Giuliana lo aspettava davanti al portone e, quando lo vide parcheggiare, scese i tre gradini senza nemmeno chiudersi bene le scarpe. Matteo le andò incontro e la madre gli gettò le braccia al collo con una forza che non credeva avesse ancora, mentre lui rimase stretto a lei molto più a lungo di quanto avrebbe fatto il giorno precedente.
— Mi dispiace, mamma, mormorò infine.
— Per cosa?
Matteo avrebbe potuto rispondere per le chiamate ignorate, per le domeniche rimandate, per i compleanni trascorsi arrivando tardi e andando via presto, oppure per quella persiana della cucina che aveva affidato a uno sconosciuto pur di non perdere un pomeriggio. Non disse nulla di tutto questo, perché sua madre sembrò capire ugualmente e gli accarezzò i capelli come faceva quando era bambino.
Il mattino seguente Matteo trovò la persiana già riparata dall’artigiano che lui stesso aveva mandato settimane prima, e quella piccola scoperta gli fece quasi ridere della propria presunzione. Giuliana non aveva mai avuto veramente bisogno che aggiustasse una finestra; aveva bisogno che suo figlio si sedesse nella sua cucina abbastanza a lungo da bere un caffè senza guardare l’orologio.
Nei mesi successivi Matteo non abbandonò l’azienda, non vendette tutto e non diventò improvvisamente un uomo senza ambizioni, perché la paura non cancellò il carattere che si era costruito in quarantasei anni. Cambiò però alcune cose apparentemente minuscole: smise di fissare riunioni la domenica, richiamava sua madre prima che lei dovesse telefonare una seconda volta e imparò a dire ai collaboratori che una questione poteva aspettare fino al mattino seguente quando davvero poteva aspettare.
Tornò anche da Teresa e suo marito, inizialmente con l’intenzione di ringraziarli, ma scoprì presto che nessuno dei due voleva essere trattato come se avesse compiuto un miracolo.
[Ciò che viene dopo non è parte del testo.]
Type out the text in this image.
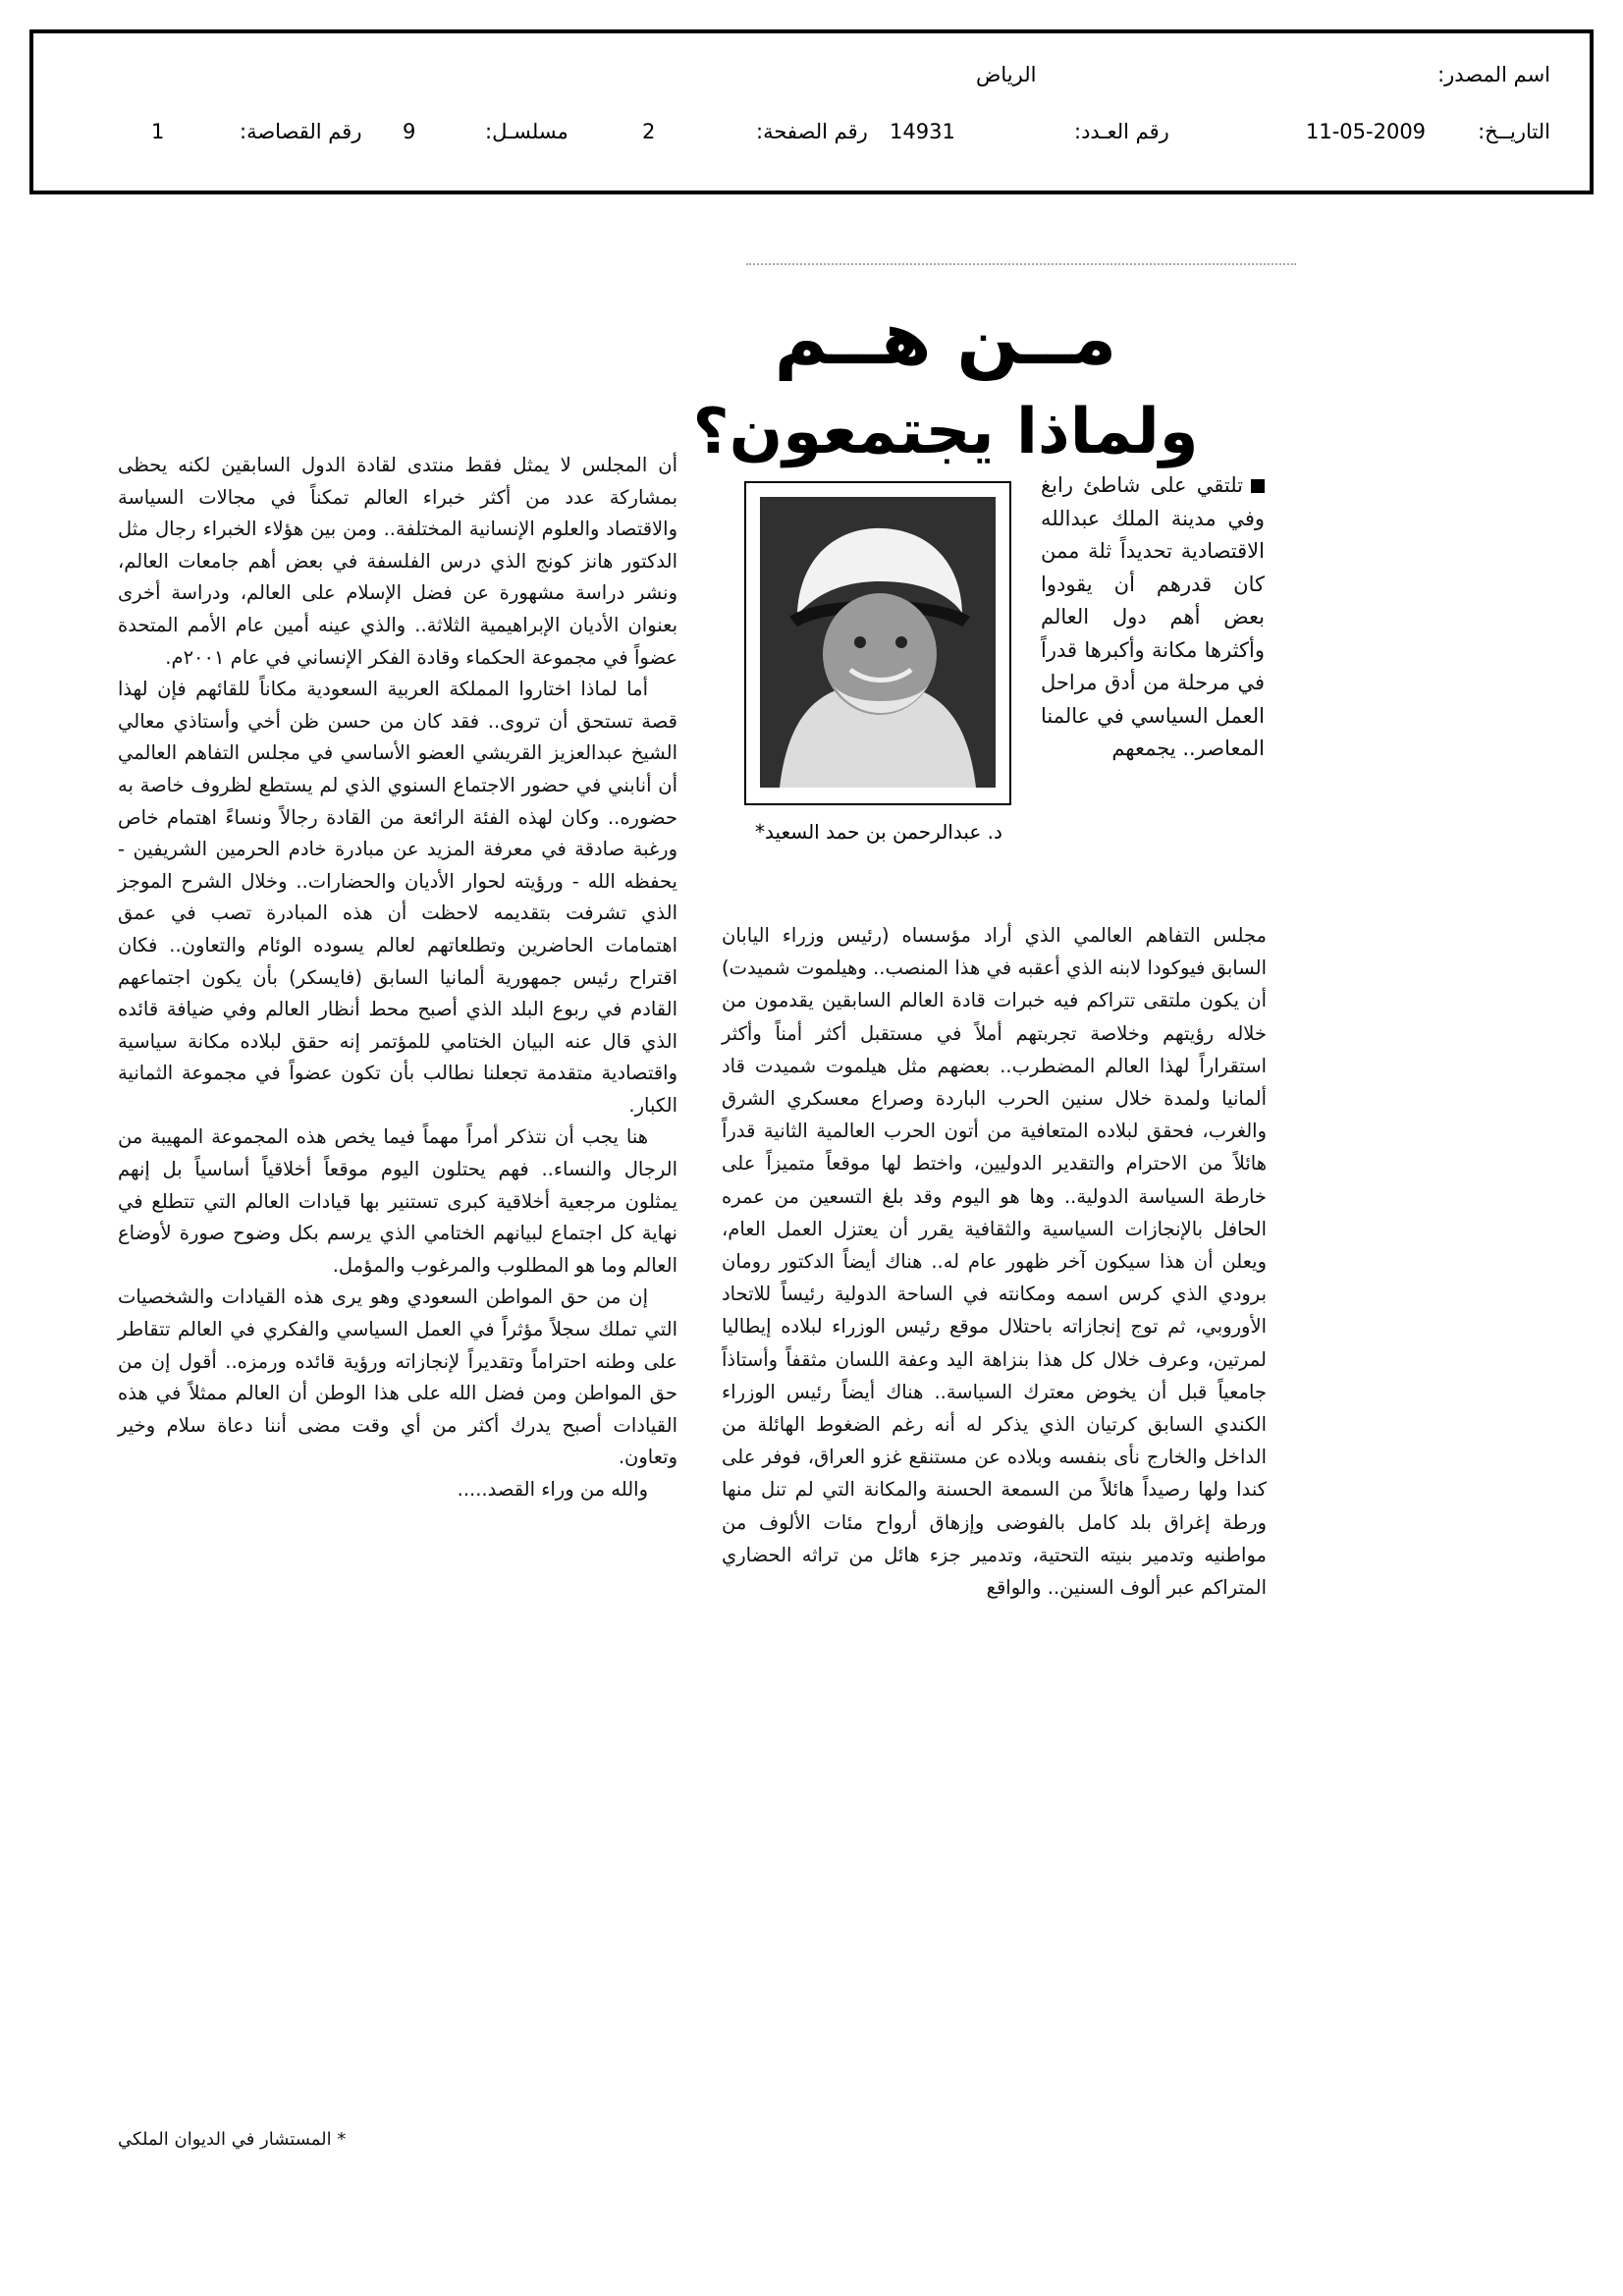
اسم المصدر:
الرياض
التاريــخ:
11-05-2009
رقم العـدد:
14931
رقم الصفحة:
2
مسلسـل:
9
رقم القصاصة:
1
مــن هــم
ولماذا يجتمعون؟
د. عبدالرحمن بن حمد السعيد*
تلتقي على شاطئ رابغ وفي مدينة الملك عبدالله الاقتصادية تحديداً ثلة ممن كان قدرهم أن يقودوا بعض أهم دول العالم وأكثرها مكانة وأكبرها قدراً في مرحلة من أدق مراحل العمل السياسي في عالمنا المعاصر.. يجمعهم

مجلس التفاهم العالمي الذي أراد مؤسساه (رئيس وزراء اليابان السابق فيوكودا لابنه الذي أعقبه في هذا المنصب.. وهيلموت شميدت) أن يكون ملتقى تتراكم فيه خبرات قادة العالم السابقين يقدمون من خلاله رؤيتهم وخلاصة تجربتهم أملاً في مستقبل أكثر أمناً وأكثر استقراراً لهذا العالم المضطرب.. بعضهم مثل هيلموت شميدت قاد ألمانيا ولمدة خلال سنين الحرب الباردة وصراع معسكري الشرق والغرب، فحقق لبلاده المتعافية من أتون الحرب العالمية الثانية قدراً هائلاً من الاحترام والتقدير الدوليين، واختط لها موقعاً متميزاً على خارطة السياسة الدولية.. وها هو اليوم وقد بلغ التسعين من عمره الحافل بالإنجازات السياسية والثقافية يقرر أن يعتزل العمل العام، ويعلن أن هذا سيكون آخر ظهور عام له.. هناك أيضاً الدكتور رومان برودي الذي كرس اسمه ومكانته في الساحة الدولية رئيساً للاتحاد الأوروبي، ثم توج إنجازاته باحتلال موقع رئيس الوزراء لبلاده إيطاليا لمرتين، وعرف خلال كل هذا بنزاهة اليد وعفة اللسان مثقفاً وأستاذاً جامعياً قبل أن يخوض معترك السياسة.. هناك أيضاً رئيس الوزراء الكندي السابق كرتيان الذي يذكر له أنه رغم الضغوط الهائلة من الداخل والخارج نأى بنفسه وبلاده عن مستنقع غزو العراق، فوفر على كندا ولها رصيداً هائلاً من السمعة الحسنة والمكانة التي لم تنل منها ورطة إغراق بلد كامل بالفوضى وإزهاق أرواح مئات الألوف من مواطنيه وتدمير بنيته التحتية، وتدمير جزء هائل من تراثه الحضاري المتراكم عبر ألوف السنين.. والواقع

أن المجلس لا يمثل فقط منتدى لقادة الدول السابقين لكنه يحظى بمشاركة عدد من أكثر خبراء العالم تمكناً في مجالات السياسة والاقتصاد والعلوم الإنسانية المختلفة.. ومن بين هؤلاء الخبراء رجال مثل الدكتور هانز كونج الذي درس الفلسفة في بعض أهم جامعات العالم، ونشر دراسة مشهورة عن فضل الإسلام على العالم، ودراسة أخرى بعنوان الأديان الإبراهيمية الثلاثة.. والذي عينه أمين عام الأمم المتحدة عضواً في مجموعة الحكماء وقادة الفكر الإنساني في عام ٢٠٠١م.

أما لماذا اختاروا المملكة العربية السعودية مكاناً للقائهم فإن لهذا قصة تستحق أن تروى.. فقد كان من حسن ظن أخي وأستاذي معالي الشيخ عبدالعزيز القريشي العضو الأساسي في مجلس التفاهم العالمي أن أنابني في حضور الاجتماع السنوي الذي لم يستطع لظروف خاصة به حضوره.. وكان لهذه الفئة الرائعة من القادة رجالاً ونساءً اهتمام خاص ورغبة صادقة في معرفة المزيد عن مبادرة خادم الحرمين الشريفين - يحفظه الله - ورؤيته لحوار الأديان والحضارات.. وخلال الشرح الموجز الذي تشرفت بتقديمه لاحظت أن هذه المبادرة تصب في عمق اهتمامات الحاضرين وتطلعاتهم لعالم يسوده الوئام والتعاون.. فكان اقتراح رئيس جمهورية ألمانيا السابق (فايسكر) بأن يكون اجتماعهم القادم في ربوع البلد الذي أصبح محط أنظار العالم وفي ضيافة قائده الذي قال عنه البيان الختامي للمؤتمر إنه حقق لبلاده مكانة سياسية واقتصادية متقدمة تجعلنا نطالب بأن تكون عضواً في مجموعة الثمانية الكبار.

هنا يجب أن نتذكر أمراً مهماً فيما يخص هذه المجموعة المهيبة من الرجال والنساء.. فهم يحتلون اليوم موقعاً أخلاقياً أساسياً بل إنهم يمثلون مرجعية أخلاقية كبرى تستنير بها قيادات العالم التي تتطلع في نهاية كل اجتماع لبيانهم الختامي الذي يرسم بكل وضوح صورة لأوضاع العالم وما هو المطلوب والمرغوب والمؤمل.

إن من حق المواطن السعودي وهو يرى هذه القيادات والشخصيات التي تملك سجلاً مؤثراً في العمل السياسي والفكري في العالم تتقاطر على وطنه احتراماً وتقديراً لإنجازاته ورؤية قائده ورمزه.. أقول إن من حق المواطن ومن فضل الله على هذا الوطن أن العالم ممثلاً في هذه القيادات أصبح يدرك أكثر من أي وقت مضى أننا دعاة سلام وخير وتعاون.

والله من وراء القصد.....

* المستشار في الديوان الملكي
La prima volta portò una cesta di prodotti troppo costosa e Teresa lo rimproverò, mentre la seconda si presentò soltanto con dei biscotti comprati in una pasticceria di Modena e fu accolto come un parente che aveva finalmente imparato le regole della casa.
A novembre portò con sé Giuliana, e le due donne si intesero con una rapidità che lasciò Matteo quasi escluso dalla conversazione, perché dopo mezz’ora discutevano già di ricette, dolori alle ginocchia e figli che lavoravano troppo. Nerina, invece, scelse immediatamente le gambe di Matteo come posto dove dormire e non si mosse nemmeno quando lui cercò il telefono nella tasca.
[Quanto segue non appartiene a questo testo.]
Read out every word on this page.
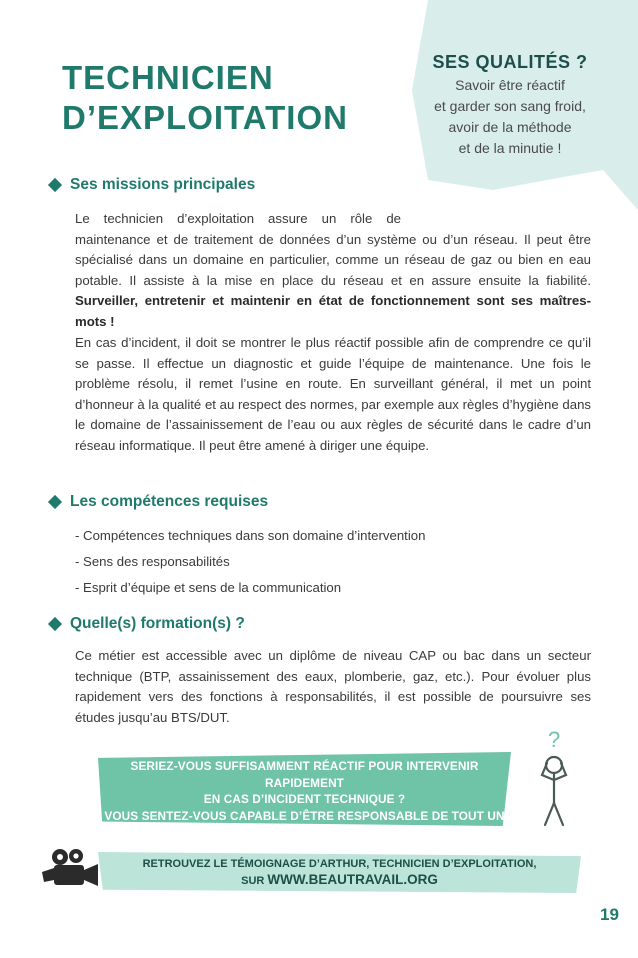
TECHNICIEN
D’EXPLOITATION
SES QUALITÉS ?
Savoir être réactif
et garder son sang froid,
avoir de la méthode
et de la minutie !
Ses missions principales

Le technicien d’exploitation assure un rôle de maintenance et de traitement de données d’un système ou d’un réseau. Il peut être spécialisé dans un domaine en particulier, comme un réseau de gaz ou bien en eau potable. Il assiste à la mise en place du réseau et en assure ensuite la fiabilité. Surveiller, entretenir et maintenir en état de fonctionnement sont ses maîtres-mots !

En cas d’incident, il doit se montrer le plus réactif possible afin de comprendre ce qu’il se passe. Il effectue un diagnostic et guide l’équipe de maintenance. Une fois le problème résolu, il remet l’usine en route. En surveillant général, il met un point d’honneur à la qualité et au respect des normes, par exemple aux règles d’hygiène dans le domaine de l’assainissement de l’eau ou aux règles de sécurité dans le cadre d’un réseau informatique. Il peut être amené à diriger une équipe.

Les compétences requises
- Compétences techniques dans son domaine d’intervention
- Sens des responsabilités
- Esprit d’équipe et sens de la communication
Quelle(s) formation(s) ?

Ce métier est accessible avec un diplôme de niveau CAP ou bac dans un secteur technique (BTP, assainissement des eaux, plomberie, gaz, etc.). Pour évoluer plus rapidement vers des fonctions à responsabilités, il est possible de poursuivre ses études jusqu’au BTS/DUT.

SERIEZ-VOUS SUFFISAMMENT RÉACTIF POUR INTERVENIR RAPIDEMENT
EN CAS D’INCIDENT TECHNIQUE ?
VOUS SENTEZ-VOUS CAPABLE D’ÊTRE RESPONSABLE DE TOUT UN RÉSEAU ?
?
RETROUVEZ LE TÉMOIGNAGE D’ARTHUR, TECHNICIEN D’EXPLOITATION,
SUR WWW.BEAUTRAVAIL.ORG
19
— Lascialo stare, disse Giuliana sorridendo. Se è importante, richiameranno.
Matteo guardò lo schermo acceso, poi lo capovolse sul tavolo e prese un’altra fetta della torta preparata da Teresa, mentre fuori il vento scuoteva le viti ormai spoglie. Nessuno dei presenti commentò quel gesto, ma lui si accorse che sua madre aveva abbassato gli occhi per nascondere un sorriso.
Un anno dopo, nello stesso periodo, Matteo percorse di nuovo quella provinciale e rallentò spontaneamente davanti alla cappella dove aveva incontrato i due anziani, anche se quella volta non c’era nessuno sul ciglio della strada. Si fermò comunque per qualche minuto e osservò i vigneti, ricordando l’uomo che era stato quando considerava un quarto d’ora concesso a uno sconosciuto quasi un danno da recuperare accelerando.
Poi ripartì verso la casa di Teresa, dove Giuliana lo aspettava già per pranzo insieme agli altri, e vide Nerina corrergli incontro appena la macchina entrò nel cortile. Matteo si chinò per accarezzarla e pensò che quella piccola meticcia non gli aveva salvato la vita per magia, perché non aveva scelto di perdersi e non sapeva nulla di aeroporti, coincidenze o destini.
Era stato un gesto molto più semplice a cambiare tutto: davanti alla fragilità di due sconosciuti, per una volta, lui aveva deciso che il proprio tempo poteva appartenere anche a qualcun altro. E da quel giorno non considerò mai più una perdita di tempo i minuti trascorsi accanto a una persona che aveva bisogno di lui.